Virtually all of them are men, and they have strong likes and dislikes. They see Israel as a strategic ally and are especially fond of right-wing Likud governments there. They consider China, Iraq and Iran to be especially dangerous to US interests in parts of the world where they believe Washington’s hegemony should be unchallenged.
As coined by one senior State Department official, the administration has opted for “multilateralism a la carte,” meaning that it will co-operate with other countries only to the extent that it serves the US interest and does not compromise Washington’s own freedom of action.
That point has been made crystal clear by the conduct of the war in Afghanistan in which the administration not only turned down offers of military help from virtually all of its closest allies except Britain, but deliberately held up the insertion of European-led peace-keeping troops precisely because, in the words of Britain’s top commander, that they might get in the way of Washington’s “high-tech, Wild West” military operations and ”single-minded” hunt for Al Qaeda and Taliban leaders.
While the US pursued its quarry, vast parts of Afghanistan remained inaccessible to relief convoys as starvation spread with the onset of winter and the country returned to the warlordism, banditry, and anarchy which helped give rise to the Taliban in the first place. Even now, the administration, just as it promised to its right-wing supporters, is resisting the use of US soldiers as peacekeepers to help stabilize the war-torn land and thus boost the authority of its new government, handpicked by the US.
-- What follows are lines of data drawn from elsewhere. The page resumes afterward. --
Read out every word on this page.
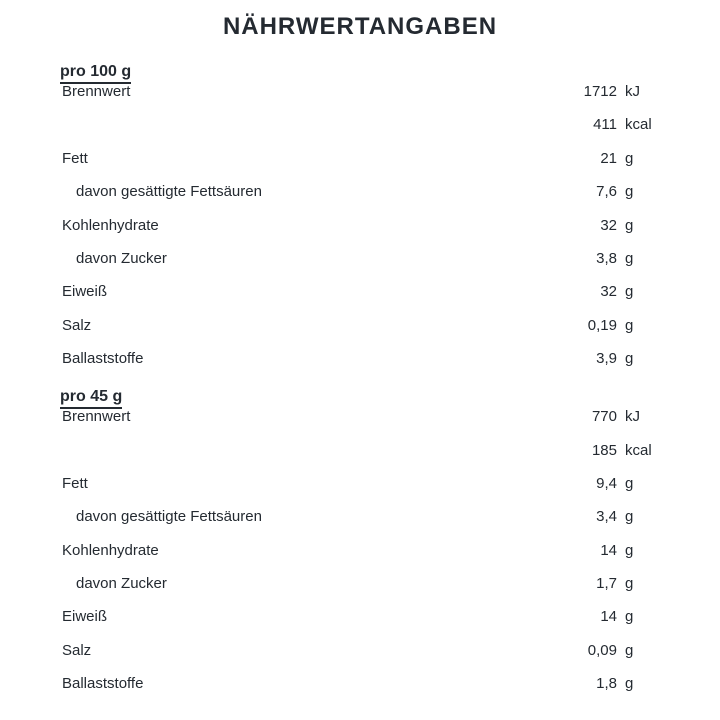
NÄHRWERTANGABEN
pro 100 g
Brennwert	1712 kJ
411 kcal
Fett	21 g
davon gesättigte Fettsäuren	7,6 g
Kohlenhydrate	32 g
davon Zucker	3,8 g
Eiweiß	32 g
Salz	0,19 g
Ballaststoffe	3,9 g
pro 45 g
Brennwert	770 kJ
185 kcal
Fett	9,4 g
davon gesättigte Fettsäuren	3,4 g
Kohlenhydrate	14 g
davon Zucker	1,7 g
Eiweiß	14 g
Salz	0,09 g
Ballaststoffe	1,8 g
Pentagon hawks have meanwhile been scanning the horizon for new theatres in the anti-terrorism struggle including the Philippines, Indonesia, Yemen, Somalia, the former Soviet Central Asia, Lebanon and, Iraq of course, and maybe even Iran. US involvement in global peacemaking has simply wilted on the vine. In addition to stopping Korean reconciliation virtually in its tracks last March, Bush - to Powell’s clear discomfort - has watched impassively as the Israeli-Palestinian conflict was increasingly taken over by extremists on both sides over the past year and Prime Minister Ariel Sharon moved step by step to weaken, humiliate and dismantle Yasser Arafat’s Palestine Authority and thus pound the final nail in the coffin of the eight-year-old, US-led Oslo peace process.
The US was conspicuously absent in efforts to keep alive the three-year peace process in Colombia, where there are already several hundred US advisers and to which it is planning to increase aid apparently in anticipation of the collapse of peace efforts. —Dawn/InterPress Service.